Spring officially sprung Tuesday.
I didn't feel it.
Something was missing.
Oh, yeah: winter.
Winter makes spring in much the same way the villain magnifies the hero. Without winter, spring is just a walk-on role.
We didn't have winter in winter this year. We had winter in October. Then we had March until this past week, after which we slipped directly into June.
It's been very disconcerting.
Normally, after an average New England winter, the first sign of spring is the emergence of these pasty-to-the-point-of-gossamer apparitions. But this year my neighbors have been out and about for months. Not that the first sight of them sans wool hats and layers is any less startling.

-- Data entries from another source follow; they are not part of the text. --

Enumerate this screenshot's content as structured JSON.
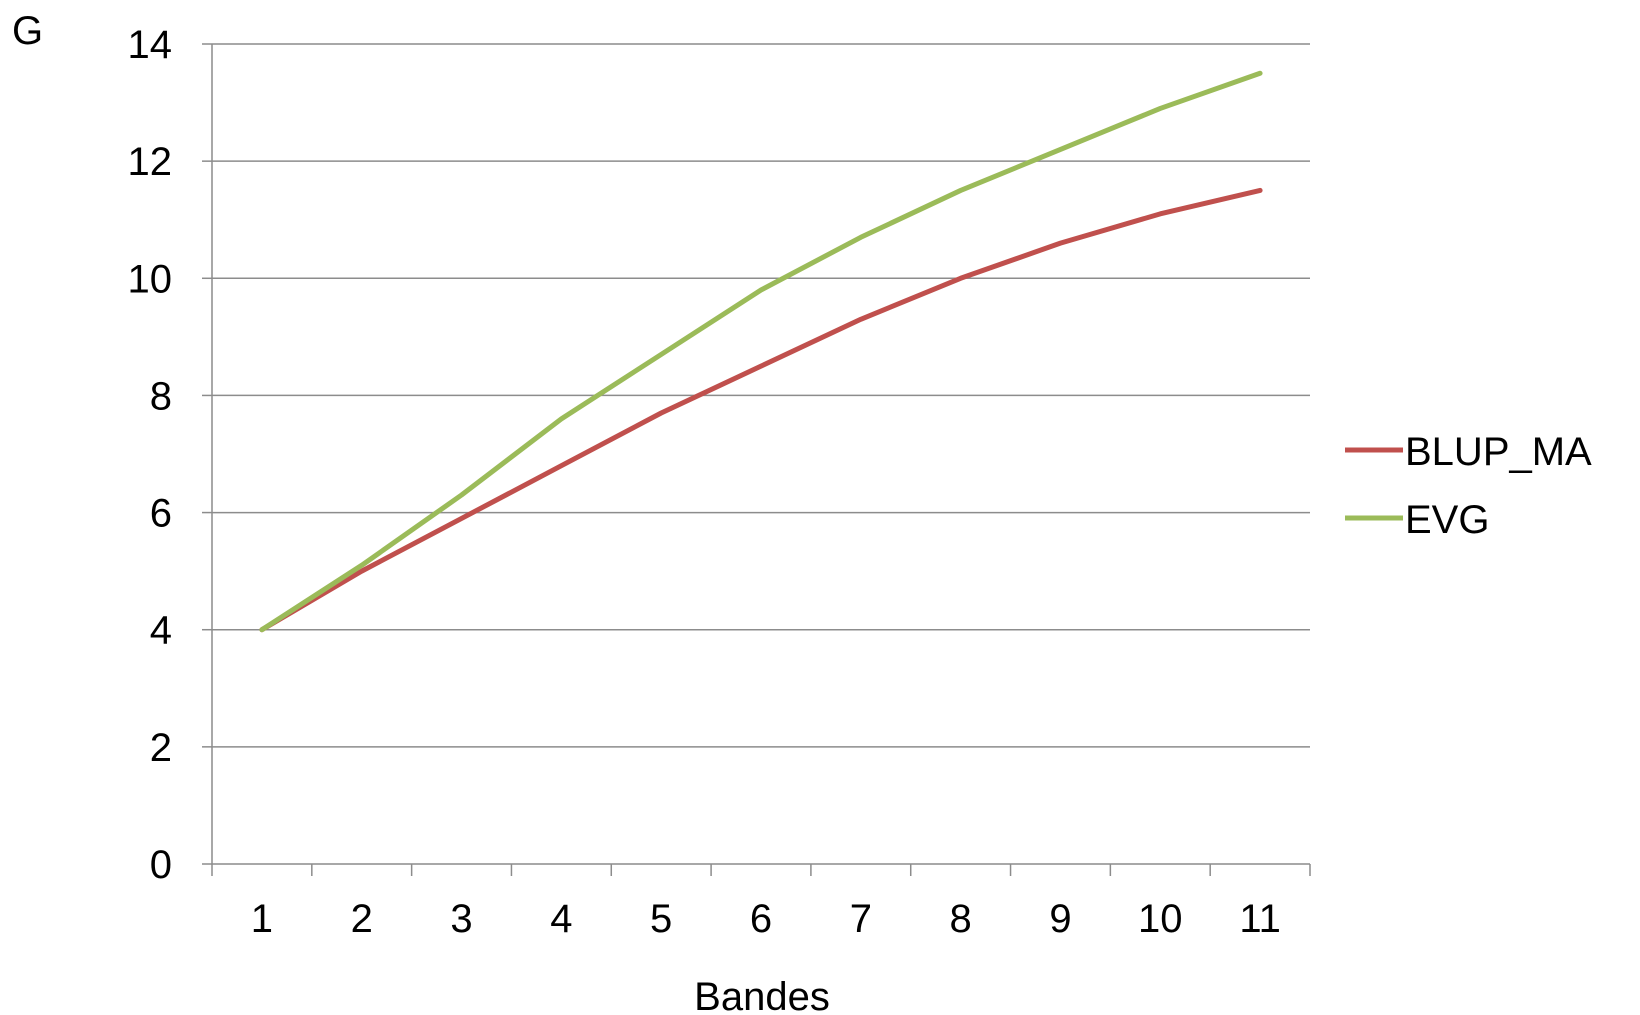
{
  "chart_data": {
    "type": "line",
    "title": "",
    "xlabel": "Bandes",
    "ylabel": "G",
    "categories": [
      "1",
      "2",
      "3",
      "4",
      "5",
      "6",
      "7",
      "8",
      "9",
      "10",
      "11"
    ],
    "ylim": [
      0,
      14
    ],
    "yticks": [
      "0",
      "2",
      "4",
      "6",
      "8",
      "10",
      "12",
      "14"
    ],
    "grid": "horizontal",
    "legend_position": "right",
    "series": [
      {
        "name": "BLUP_MA",
        "color": "#c0504d",
        "values": [
          4.0,
          5.0,
          5.9,
          6.8,
          7.7,
          8.5,
          9.3,
          10.0,
          10.6,
          11.1,
          11.5
        ]
      },
      {
        "name": "EVG",
        "color": "#9bbb59",
        "values": [
          4.0,
          5.1,
          6.3,
          7.6,
          8.7,
          9.8,
          10.7,
          11.5,
          12.2,
          12.9,
          13.5
        ]
      }
    ]
  }
}
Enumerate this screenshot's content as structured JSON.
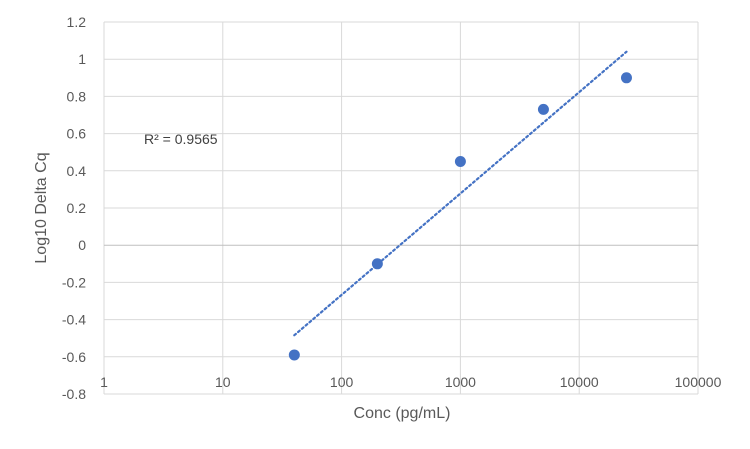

Because there was no winter, there was no cabin fever.
Cabin fever is …
When the walls close in, and your space shrinks to the point where you are living in the master bath along with a cot, refrigerator, and flat screen TV.
When a big night out is stepping onto the porch to pay the pizza delivery guy.
When rather than taking the dog for a walk, you follow him around the house with a plastic bag.
Because there was no winter, there was no snow. And because there was no snow there was no shoveling, or salting, or snow days, or having to face the fact that you are a "non-essential employee."
No good will come from having no winter.
The bugs have already been out in force, which means they will be breeding earlier, which means there will be more bugs. In fact, they are already getting it on. If you doubt this, go out on the deck tonight and listen closely. And then tell me that high-pitched chorus you hear doesn't sound an awful lot like Barry White.
The grass will grow faster and require more attention, which will be good news for people who have that unhealthy thing about their lawns, and bad news for those of us who fantasize about black topping their entire yards.
The water will be warmer this summer, which means there will be more people in it, which means will be more difficult to tell if someone has peed.
The days will be hotter, so people will be wearing less clothing, which means you may never be able to look at Jell-O again in the same way.